Allzu oft decken Mitarbeiter ihren suchtkranken Kollegen aus falsch verstandener Loyalität. In diesen Situationen erfolgt, sog. Koverhalten, welches in bester Absicht geschieht, jedoch das problematische Konsumverhalten des Betroffenen stabilisiert und begünstigt und die Motivation herauszögert, aktiv etwas gegen das eigene Problemverhalten zu unternehmen. Es herrscht die Überzeugung, dass man das Problem gemeinsam in den Griff bekäme.
Verantwortung übernehmen
Ihr rechtzeitiges Handeln – schon in der Phase des riskanten, unangemessenen Konsums – ist auch notwendig, um arbeitsrechtliche Konsequenzen zu vermeiden, die das Koverhalten auslösen. Dabei ist eine konsequente Einstellung erforderlich, die auf der Einsicht basiert: Mein Mitarbeiter hat ein Alkoholproblem, er benötigt Hilfe. Sie als Vorgesetzter sind im Falle einer Alkoholkrankheit für das Eingreifen verantwortlich. Besser Sie suchen zu früh als zu spät das Gespräch, in dem sie nach dem KLAR-Modell eine klare Haltung kommunizieren.

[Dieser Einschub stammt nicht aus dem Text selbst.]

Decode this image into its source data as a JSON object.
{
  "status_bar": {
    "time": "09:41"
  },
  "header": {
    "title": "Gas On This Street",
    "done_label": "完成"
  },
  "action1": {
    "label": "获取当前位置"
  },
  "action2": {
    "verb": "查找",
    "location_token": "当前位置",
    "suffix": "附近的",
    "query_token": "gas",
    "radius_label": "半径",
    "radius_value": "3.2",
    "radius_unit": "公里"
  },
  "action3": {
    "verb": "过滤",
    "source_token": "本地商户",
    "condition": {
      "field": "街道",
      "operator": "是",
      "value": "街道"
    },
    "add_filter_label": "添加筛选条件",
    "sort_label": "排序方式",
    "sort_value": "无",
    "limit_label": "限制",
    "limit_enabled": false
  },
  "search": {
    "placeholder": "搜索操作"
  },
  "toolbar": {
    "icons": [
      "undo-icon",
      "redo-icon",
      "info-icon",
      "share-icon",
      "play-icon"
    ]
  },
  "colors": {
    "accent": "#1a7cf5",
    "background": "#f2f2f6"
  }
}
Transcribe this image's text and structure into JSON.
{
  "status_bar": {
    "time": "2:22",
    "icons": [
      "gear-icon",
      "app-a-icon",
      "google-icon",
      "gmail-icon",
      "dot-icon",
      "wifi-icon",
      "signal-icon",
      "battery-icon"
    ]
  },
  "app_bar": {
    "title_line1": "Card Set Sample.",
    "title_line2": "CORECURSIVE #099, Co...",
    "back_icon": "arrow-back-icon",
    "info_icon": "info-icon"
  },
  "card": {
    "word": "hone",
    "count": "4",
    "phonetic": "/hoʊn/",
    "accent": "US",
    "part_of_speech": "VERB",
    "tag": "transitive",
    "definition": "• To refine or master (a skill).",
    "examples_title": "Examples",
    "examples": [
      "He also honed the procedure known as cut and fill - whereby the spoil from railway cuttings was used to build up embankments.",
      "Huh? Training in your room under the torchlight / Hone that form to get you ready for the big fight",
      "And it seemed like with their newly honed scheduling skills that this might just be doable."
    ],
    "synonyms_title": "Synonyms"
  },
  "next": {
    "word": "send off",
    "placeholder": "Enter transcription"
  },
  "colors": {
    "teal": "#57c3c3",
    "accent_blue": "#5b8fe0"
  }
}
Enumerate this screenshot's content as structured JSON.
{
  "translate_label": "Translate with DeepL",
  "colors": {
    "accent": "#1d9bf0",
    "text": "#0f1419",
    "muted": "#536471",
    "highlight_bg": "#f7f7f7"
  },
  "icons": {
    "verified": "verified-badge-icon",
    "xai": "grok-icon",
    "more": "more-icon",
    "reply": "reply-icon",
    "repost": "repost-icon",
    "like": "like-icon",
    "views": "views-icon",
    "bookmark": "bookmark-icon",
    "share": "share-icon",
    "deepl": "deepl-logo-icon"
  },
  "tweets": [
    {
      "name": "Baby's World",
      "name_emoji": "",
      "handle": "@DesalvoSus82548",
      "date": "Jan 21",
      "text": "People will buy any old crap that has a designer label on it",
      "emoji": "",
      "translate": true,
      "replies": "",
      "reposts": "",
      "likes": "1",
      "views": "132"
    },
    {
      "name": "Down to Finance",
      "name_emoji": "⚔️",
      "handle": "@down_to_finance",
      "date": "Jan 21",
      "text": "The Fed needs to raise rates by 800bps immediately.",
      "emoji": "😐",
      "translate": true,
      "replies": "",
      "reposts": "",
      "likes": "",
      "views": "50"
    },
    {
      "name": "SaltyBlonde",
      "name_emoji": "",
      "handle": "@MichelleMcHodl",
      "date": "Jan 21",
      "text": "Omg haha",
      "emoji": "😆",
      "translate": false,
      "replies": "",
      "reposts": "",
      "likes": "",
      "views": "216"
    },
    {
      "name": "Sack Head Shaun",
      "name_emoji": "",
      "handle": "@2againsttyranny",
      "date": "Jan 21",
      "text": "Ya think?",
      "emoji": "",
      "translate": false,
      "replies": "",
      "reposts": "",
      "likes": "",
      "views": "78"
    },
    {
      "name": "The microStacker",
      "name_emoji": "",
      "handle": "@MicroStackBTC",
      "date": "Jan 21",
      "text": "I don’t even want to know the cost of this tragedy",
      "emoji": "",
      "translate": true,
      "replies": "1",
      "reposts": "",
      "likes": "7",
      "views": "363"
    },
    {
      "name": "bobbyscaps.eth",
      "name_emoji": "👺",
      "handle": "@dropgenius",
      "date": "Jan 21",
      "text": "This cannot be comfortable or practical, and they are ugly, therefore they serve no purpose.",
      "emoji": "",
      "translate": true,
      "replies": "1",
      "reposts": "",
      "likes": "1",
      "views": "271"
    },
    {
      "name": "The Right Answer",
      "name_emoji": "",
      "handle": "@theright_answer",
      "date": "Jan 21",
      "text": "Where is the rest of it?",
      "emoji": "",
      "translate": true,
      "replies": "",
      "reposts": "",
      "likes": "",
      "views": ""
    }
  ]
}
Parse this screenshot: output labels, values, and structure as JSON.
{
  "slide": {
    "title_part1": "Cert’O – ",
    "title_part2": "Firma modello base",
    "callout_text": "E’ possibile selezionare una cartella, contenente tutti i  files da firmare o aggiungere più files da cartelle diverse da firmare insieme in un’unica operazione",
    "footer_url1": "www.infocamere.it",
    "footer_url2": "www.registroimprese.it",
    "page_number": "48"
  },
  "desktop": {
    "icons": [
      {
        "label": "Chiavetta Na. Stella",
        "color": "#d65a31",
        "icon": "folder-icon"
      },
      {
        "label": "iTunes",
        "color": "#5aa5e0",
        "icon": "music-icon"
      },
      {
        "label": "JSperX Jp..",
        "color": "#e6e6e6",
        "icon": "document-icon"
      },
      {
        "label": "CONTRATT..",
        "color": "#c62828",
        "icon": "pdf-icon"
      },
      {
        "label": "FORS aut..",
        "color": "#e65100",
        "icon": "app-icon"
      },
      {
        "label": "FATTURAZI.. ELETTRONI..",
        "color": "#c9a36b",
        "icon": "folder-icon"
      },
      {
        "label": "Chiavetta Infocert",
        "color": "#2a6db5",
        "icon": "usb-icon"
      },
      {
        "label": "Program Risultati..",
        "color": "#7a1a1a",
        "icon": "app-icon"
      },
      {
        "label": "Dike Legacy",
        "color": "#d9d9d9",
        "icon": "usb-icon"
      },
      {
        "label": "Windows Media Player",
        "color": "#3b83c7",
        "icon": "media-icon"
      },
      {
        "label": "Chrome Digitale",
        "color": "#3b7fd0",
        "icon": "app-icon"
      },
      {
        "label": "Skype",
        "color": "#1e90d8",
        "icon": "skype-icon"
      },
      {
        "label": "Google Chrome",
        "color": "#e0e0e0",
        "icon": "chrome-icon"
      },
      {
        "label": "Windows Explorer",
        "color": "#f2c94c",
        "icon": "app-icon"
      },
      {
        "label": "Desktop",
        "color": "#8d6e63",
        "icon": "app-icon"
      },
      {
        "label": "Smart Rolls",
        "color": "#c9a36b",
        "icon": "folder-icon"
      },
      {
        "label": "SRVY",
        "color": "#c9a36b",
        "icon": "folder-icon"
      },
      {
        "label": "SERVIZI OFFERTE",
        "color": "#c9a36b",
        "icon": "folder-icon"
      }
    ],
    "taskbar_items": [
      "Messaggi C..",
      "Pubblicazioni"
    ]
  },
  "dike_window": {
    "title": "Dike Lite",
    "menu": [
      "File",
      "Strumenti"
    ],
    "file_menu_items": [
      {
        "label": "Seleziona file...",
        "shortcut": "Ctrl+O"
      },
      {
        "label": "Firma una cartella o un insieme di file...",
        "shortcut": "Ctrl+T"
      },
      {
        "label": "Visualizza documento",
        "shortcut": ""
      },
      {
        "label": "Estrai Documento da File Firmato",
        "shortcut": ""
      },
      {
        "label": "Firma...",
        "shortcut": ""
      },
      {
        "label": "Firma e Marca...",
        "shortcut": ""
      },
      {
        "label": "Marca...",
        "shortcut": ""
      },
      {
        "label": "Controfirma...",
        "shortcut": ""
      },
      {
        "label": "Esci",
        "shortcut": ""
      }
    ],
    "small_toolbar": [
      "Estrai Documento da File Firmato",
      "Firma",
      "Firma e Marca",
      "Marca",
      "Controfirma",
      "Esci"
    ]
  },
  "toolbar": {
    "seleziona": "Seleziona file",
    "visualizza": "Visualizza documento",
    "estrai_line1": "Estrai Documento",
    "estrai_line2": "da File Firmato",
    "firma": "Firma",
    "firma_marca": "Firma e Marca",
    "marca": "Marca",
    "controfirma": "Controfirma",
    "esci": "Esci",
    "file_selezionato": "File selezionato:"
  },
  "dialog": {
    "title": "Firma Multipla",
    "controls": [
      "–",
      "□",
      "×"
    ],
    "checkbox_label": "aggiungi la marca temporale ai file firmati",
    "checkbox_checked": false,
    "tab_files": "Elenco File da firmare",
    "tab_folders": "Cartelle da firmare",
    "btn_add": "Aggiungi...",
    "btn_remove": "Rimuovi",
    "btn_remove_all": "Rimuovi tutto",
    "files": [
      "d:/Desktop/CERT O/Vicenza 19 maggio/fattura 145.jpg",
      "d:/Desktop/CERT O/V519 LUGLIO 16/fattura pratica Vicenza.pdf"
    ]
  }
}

In diesem vertraulichen, persönlichen Gespräch sprechen Sie die Auswirkungen neutral, eindeutig und konsequent an. Den Abschluss sollte eine Vereinbarung bilden, mögliche Missverständnisse sind auszuräumen. Dabei kann durchaus gegenseitig Sympathie und die Hoffnung auf eine weitere, dauerhafte Zusammenarbeit ausgedrückt werden. Aber auch das Aufzeigen möglicher Konsequenzen sollte nicht fehlen.
- Der praktische Fall: Der alkoholsüchtige Chefarzt (CB 03/2016, Seite 20)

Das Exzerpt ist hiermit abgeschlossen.